What will it cost for a greener energy industry?
Hindsight — like the oil industry’s presumed negotiating position in developing the next generation of greenhouse gas emissions regulations in Alberta — is 20/20.
In retrospect, allowing the presumptive negotiating positions of the industry and the federal and Alberta governments to get into the media even as the three groups continue to negotiate the regulatory infrastructure to meet Canada’s CO2 emission targets may have been a major miscalculation.
At stake are billions of dollars and Canada’s international reputation.
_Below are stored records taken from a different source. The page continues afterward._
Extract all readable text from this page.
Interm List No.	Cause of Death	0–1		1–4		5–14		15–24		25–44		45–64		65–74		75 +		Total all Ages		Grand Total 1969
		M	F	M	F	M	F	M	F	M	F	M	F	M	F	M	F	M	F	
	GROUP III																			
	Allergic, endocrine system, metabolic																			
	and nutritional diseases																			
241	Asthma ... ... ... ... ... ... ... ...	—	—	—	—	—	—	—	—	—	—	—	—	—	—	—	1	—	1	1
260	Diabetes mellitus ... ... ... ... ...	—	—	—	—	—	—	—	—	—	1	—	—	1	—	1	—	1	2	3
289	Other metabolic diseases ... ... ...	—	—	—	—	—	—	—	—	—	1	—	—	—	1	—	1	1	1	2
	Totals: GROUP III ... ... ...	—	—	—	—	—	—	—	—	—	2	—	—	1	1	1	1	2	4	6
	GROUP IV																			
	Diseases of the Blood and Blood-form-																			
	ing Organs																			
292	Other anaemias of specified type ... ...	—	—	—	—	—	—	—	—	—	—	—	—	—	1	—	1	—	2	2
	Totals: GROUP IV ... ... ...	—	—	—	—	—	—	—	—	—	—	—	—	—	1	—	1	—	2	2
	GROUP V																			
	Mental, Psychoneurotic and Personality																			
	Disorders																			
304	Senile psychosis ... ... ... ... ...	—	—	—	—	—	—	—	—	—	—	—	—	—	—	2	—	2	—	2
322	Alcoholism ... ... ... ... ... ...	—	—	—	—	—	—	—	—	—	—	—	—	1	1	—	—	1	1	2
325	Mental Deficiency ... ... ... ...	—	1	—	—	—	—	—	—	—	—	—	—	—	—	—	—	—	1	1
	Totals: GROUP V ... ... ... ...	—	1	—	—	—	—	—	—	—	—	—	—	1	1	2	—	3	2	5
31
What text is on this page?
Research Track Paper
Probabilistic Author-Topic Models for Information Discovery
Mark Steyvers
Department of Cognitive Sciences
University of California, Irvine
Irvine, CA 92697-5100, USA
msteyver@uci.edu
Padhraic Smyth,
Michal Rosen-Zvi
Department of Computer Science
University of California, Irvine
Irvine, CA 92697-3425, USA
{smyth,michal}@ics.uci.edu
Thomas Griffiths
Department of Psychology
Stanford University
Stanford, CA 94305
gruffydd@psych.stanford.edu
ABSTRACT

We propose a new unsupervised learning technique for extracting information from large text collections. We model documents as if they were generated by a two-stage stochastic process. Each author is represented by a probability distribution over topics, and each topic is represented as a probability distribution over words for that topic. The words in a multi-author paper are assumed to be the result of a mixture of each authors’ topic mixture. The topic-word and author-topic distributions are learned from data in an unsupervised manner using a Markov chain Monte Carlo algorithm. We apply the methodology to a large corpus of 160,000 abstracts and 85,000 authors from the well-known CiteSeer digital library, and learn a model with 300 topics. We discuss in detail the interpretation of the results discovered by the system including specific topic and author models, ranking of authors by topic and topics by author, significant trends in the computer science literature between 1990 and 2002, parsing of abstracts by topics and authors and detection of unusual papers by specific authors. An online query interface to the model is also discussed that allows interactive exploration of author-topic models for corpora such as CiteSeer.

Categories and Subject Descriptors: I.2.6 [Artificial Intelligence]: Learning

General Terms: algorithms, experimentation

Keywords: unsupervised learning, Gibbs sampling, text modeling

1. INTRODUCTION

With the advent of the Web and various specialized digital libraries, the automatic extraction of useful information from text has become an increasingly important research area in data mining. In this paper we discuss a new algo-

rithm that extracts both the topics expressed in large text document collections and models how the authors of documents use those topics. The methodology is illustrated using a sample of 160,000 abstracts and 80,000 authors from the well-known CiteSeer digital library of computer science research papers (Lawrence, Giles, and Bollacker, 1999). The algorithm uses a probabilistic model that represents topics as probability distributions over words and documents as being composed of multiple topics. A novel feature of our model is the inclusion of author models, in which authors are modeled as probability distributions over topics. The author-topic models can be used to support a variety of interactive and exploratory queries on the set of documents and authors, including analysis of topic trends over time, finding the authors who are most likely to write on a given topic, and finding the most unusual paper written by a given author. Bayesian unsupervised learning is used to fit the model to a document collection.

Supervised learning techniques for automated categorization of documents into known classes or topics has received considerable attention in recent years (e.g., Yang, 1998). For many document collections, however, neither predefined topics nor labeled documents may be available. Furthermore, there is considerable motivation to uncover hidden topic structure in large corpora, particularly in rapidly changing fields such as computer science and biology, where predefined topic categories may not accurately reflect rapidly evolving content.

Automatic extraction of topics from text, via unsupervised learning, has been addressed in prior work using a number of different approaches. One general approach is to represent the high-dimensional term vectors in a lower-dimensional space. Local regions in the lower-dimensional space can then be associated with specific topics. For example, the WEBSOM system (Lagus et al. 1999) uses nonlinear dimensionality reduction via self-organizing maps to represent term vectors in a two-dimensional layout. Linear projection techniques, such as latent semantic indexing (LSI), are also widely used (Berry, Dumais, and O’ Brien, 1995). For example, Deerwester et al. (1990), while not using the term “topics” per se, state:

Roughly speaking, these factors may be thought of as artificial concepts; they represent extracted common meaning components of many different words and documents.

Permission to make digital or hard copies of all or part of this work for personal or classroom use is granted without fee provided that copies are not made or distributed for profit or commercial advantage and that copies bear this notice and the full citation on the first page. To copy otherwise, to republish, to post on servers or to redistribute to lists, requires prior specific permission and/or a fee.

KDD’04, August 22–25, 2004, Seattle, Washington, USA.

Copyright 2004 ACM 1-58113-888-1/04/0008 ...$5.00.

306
Regardless of who provided the information — and it’s open to speculation and conspiracy theories from Edmonton to Ottawa — the job of developing the new standards got much tougher and a lot more public for the parties involved now that it’s out in the open.
Premier Alison Redford is in Washington this week to seek support for the Keystone XL pipeline, but much of her time has been spent downplaying reports Alberta wants to hike its current levy on carbon dioxide emissions to $40 per tonne and mandate a 40 per cent improvement in emissions per barrel.
She’s repeatedly denied Alberta’s seeking a 40/40 solution.
There’s no “magic number,” Redford said Wednesday.
On her trip, the premier has highlighted Alberta’s $15-per-tonne levy on large industrial emitters that do not meet a 12 per cent intensity reduction target. But her government is also acknowledging the standards introduced five years ago may need to be raised. Governments in Canada had to let it be known they are enhancing environmental regulations to help mitigate the inevitable criticism should President Barack Obama approve the 825,000-barrela-day Keystone XL pipeline from the oilsands to the Gulf of Mexico.
It’s debatable whether stories in the Canadian media are the best way to message U.S. policy-makers but it is undeniable the status quo isn’t going to suffice for Alberta and Ottawa to meet their commitments to reduce GHG emissions by 2020.
The Canadian Association of Petroleum Producers isn’t saying anything about reports it’s put forward a 20/20 proposal. Environment Canada has also refused to comment on a reported 30/30 option from the federal government.
Industry sources — who acknowledged the reported pricing and reduction options are on the table — said it wasn’t part of CAPP’s game plan to see complex public policy discussions play out in the media. That’s hardly surprising.
If Alberta doesn’t get a 40/40 regime — regardless of Redford’s protestations — it will appear it has again relented to industry pressure.
That’s a bigger deal than it used to be.
The oilsands industry is at almost two million barrels a day of production so it isn’t seeking a social licence to operate as much as it needs a “social licence to export” carbonintense oil, said Bob Page, former chairman of the now disbanded National Roundtable of Energy and the Environment and a professor at the University of Calgary’s Haskayne School of Business.
“The social licence is being given by the country importing the oil,” Page said.
Ottawa is expected to deliver its GHG regulations for oil and gas producers this summer while Alberta’s current regime expires in 2014. The oilsands represent about 6.5 per cent of Canada’s GHGs but they’re the fastest growing source of emissions.
They’re also the backbone of the Alberta and, increasingly, Canadian economies.
The industry has seen multibillion projects cancelled this spring because of poor economics so there is bound to be opposition to plans which raise costs and put investments in jeopardy in an already high-cost basin.
Oilsands producers are not a homogeneous group and some use a $40 “shadow price” for C02 emissions so there will be divisions with CAPP’s members as it tries to put forward terms that best accommodate the majority of companies.
Meanwhile, speculation about the negotiations is public fodder.
A 40/40 scheme would add 75 to 80 cents per barrel of bitumen on a typical SAGD project, according to estimates. Given that discounts on Western Canadian heavy oil have been between $25 and $40 a barrel in recent months an added cost of less than a $1 per barrel to improve market access appears a small price to pay.
Investment firm FirstEnergy Capital said this week “we would view such a trade-off (slightly higher costs vs. much more security regarding heavy oil differentials and thus revenues in the longer term) as a net positive for oilsands producers.”
Compare that assessment with the visceral reaction to the Alberta government’s proposed — eventually rescinded — royalty increase in 2007.
The Pembina Institute just released a report that suggested something close to 40/40 as a starting point but noted that won’t get Canada to its GHG targets. The environmental group suggests that fees rise to at least $100 per tonne and calculates it would cost less $3 per barrel.
“You can clearly point to the costs associated with the loss of market access,” said Pembina’s Simon Dyer. “For a very low per-barrel cost, government and industry could make a lot of these issues go away.”
Now that numbers — accurate or not — are in the public realm, industry and governments face an issue in that the cost of doing business in a more environmentally acceptable manner doesn’t seem all that high.